Tuesday 21 April 2020

Favourite Paintings: 'The Snail' by Henri Matisse

One of my favourite paintings isn't really a painting, it's a 'cut out' made by painting paper different colours and then tearing it up and carefully placing it to create a new image. There was a great exhibition of Matisse's 'cut outs' at Tate Modern a few years ago and I loved it, such amazing images the old magician created in his old age, using assistants to help place the coloured paper just *so*. 'The Snail' is a huge work and was the centrepiece of the exhibition but I go back a lot further with that particular snail.

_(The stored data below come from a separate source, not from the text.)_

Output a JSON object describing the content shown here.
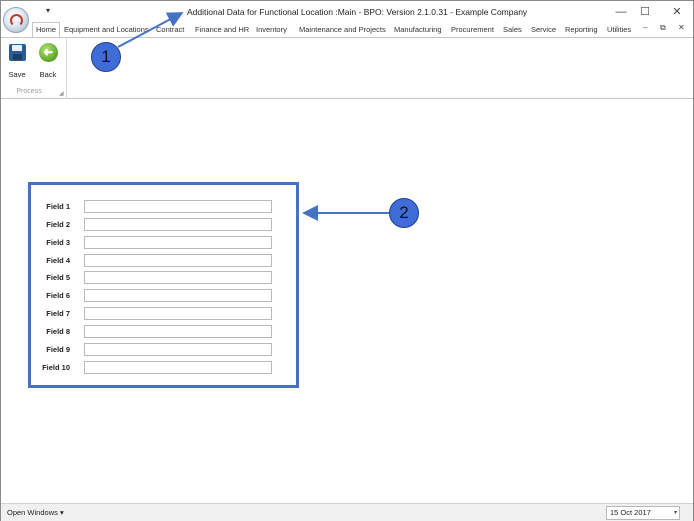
{
  "window": {
    "title": "Additional Data for Functional Location :Main - BPO: Version 2.1.0.31 - Example Company",
    "qat_arrow": "▾",
    "minimize": "—",
    "maximize": "☐",
    "close": "✕"
  },
  "tabs": [
    {
      "label": "Home"
    },
    {
      "label": "Equipment and Locations"
    },
    {
      "label": "Contract"
    },
    {
      "label": "Finance and HR"
    },
    {
      "label": "Inventory"
    },
    {
      "label": "Maintenance and Projects"
    },
    {
      "label": "Manufacturing"
    },
    {
      "label": "Procurement"
    },
    {
      "label": "Sales"
    },
    {
      "label": "Service"
    },
    {
      "label": "Reporting"
    },
    {
      "label": "Utilities"
    }
  ],
  "tab_controls": {
    "minimize": "–",
    "restore": "⧉",
    "close": "✕"
  },
  "ribbon": {
    "save_label": "Save",
    "back_label": "Back",
    "back_glyph": "➜",
    "group_label": "Process",
    "group_launcher": "◢"
  },
  "form": {
    "fields": [
      {
        "label": "Field 1",
        "value": ""
      },
      {
        "label": "Field 2",
        "value": ""
      },
      {
        "label": "Field 3",
        "value": ""
      },
      {
        "label": "Field 4",
        "value": ""
      },
      {
        "label": "Field 5",
        "value": ""
      },
      {
        "label": "Field 6",
        "value": ""
      },
      {
        "label": "Field 7",
        "value": ""
      },
      {
        "label": "Field 8",
        "value": ""
      },
      {
        "label": "Field 9",
        "value": ""
      },
      {
        "label": "Field 10",
        "value": ""
      }
    ]
  },
  "annotations": {
    "badge1": "1",
    "badge2": "2",
    "color": "#4472c4"
  },
  "statusbar": {
    "open_windows": "Open Windows ▾",
    "date": "15 Oct 2017",
    "date_dropdown": "▾"
  }
}
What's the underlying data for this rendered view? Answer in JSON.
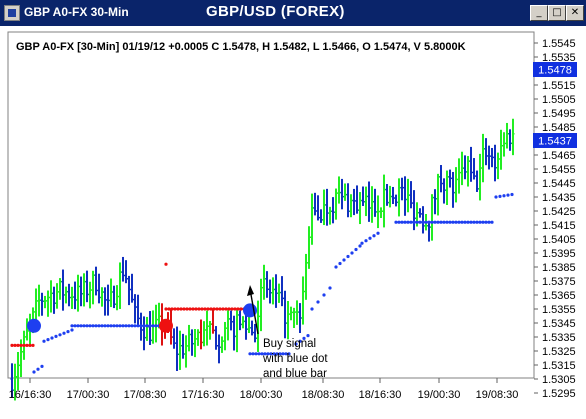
{
  "window": {
    "title": "GBP A0-FX 30-Min",
    "chart_title": "GBP/USD (FOREX)",
    "buttons": {
      "minimize": "_",
      "maximize": "□",
      "close": "✕"
    }
  },
  "info_line": "GBP A0-FX [30-Min] 01/19/12 +0.0005 C 1.5478, H 1.5482, L 1.5466, O 1.5474, V 5.8000K",
  "annotation": {
    "line1": "Buy signal",
    "line2": "with blue dot",
    "line3": "and blue bar"
  },
  "price_tags": {
    "last": "1.5478",
    "stop": "1.5437"
  },
  "colors": {
    "up_bar": "#22ee22",
    "down_bar": "#1030c0",
    "sell_bar": "#dd1111",
    "buy_dot": "#1e3ff0",
    "sell_dot": "#ee1111",
    "tag_bg": "#1030e0"
  },
  "chart_data": {
    "type": "ohlc",
    "x_tick_labels": [
      "16/16:30",
      "17/00:30",
      "17/08:30",
      "17/16:30",
      "18/00:30",
      "18/08:30",
      "18/16:30",
      "19/00:30",
      "19/08:30"
    ],
    "y_tick_labels": [
      "1.5545",
      "1.5535",
      "1.5525",
      "1.5515",
      "1.5505",
      "1.5495",
      "1.5485",
      "1.5475",
      "1.5465",
      "1.5455",
      "1.5445",
      "1.5435",
      "1.5425",
      "1.5415",
      "1.5405",
      "1.5395",
      "1.5385",
      "1.5375",
      "1.5365",
      "1.5355",
      "1.5345",
      "1.5335",
      "1.5325",
      "1.5315",
      "1.5305",
      "1.5295"
    ],
    "ylim": [
      1.5295,
      1.555
    ],
    "last_price": 1.5478,
    "trailing_stop": 1.5437,
    "big_signal_dots": [
      {
        "type": "buy",
        "price": 1.5343
      },
      {
        "type": "sell",
        "price": 1.5343
      },
      {
        "type": "buy",
        "price": 1.5354
      }
    ],
    "trail_segments": [
      {
        "color": "red",
        "price": 1.5329,
        "from": "16/16:30",
        "to": "16/16:30"
      },
      {
        "color": "red",
        "price": 1.5355,
        "from": "17/16:30",
        "to": "17/16:30"
      },
      {
        "color": "blue",
        "price": 1.5417,
        "from": "18/16:30",
        "to": "19/08:30"
      }
    ]
  }
}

I have two distinct memories of visiting the Tate for the first time in the early '80s, walking up those imposing steps into the foyer, not knowing what I'd find but expecting great art. And that's what I saw since the Tate has a really good collection. But my two memories are of seeing a big Mark Rothko for the first time and being mesmerised by it and also seeing 'The Snail', equally large and far more colourful, but where was the snail it was named for? I couldn't see it. I looked at it up close and from a distance but no snail. I saw it many times on subsequent visits and then the Tate split into two and Tate Britain and Tate Modern were born and 'The Snail' moved down river to be a star of the new Tate Modern.

At some point I finally saw a glimpse of a snail and then, suddenly, there he was and all I could see was a snail. So the old man wasn't playing a joke on us after all, he really had created a snail from his bits of colourful paper. He's an old friend now and I delight in seeing him and I always say 'hello'. It was lovely to see him at the exhibition surrounded by so many other cut outs, some much bigger and more colourful but none so special. He has a name, of course, but that's for me to know and for you to guess.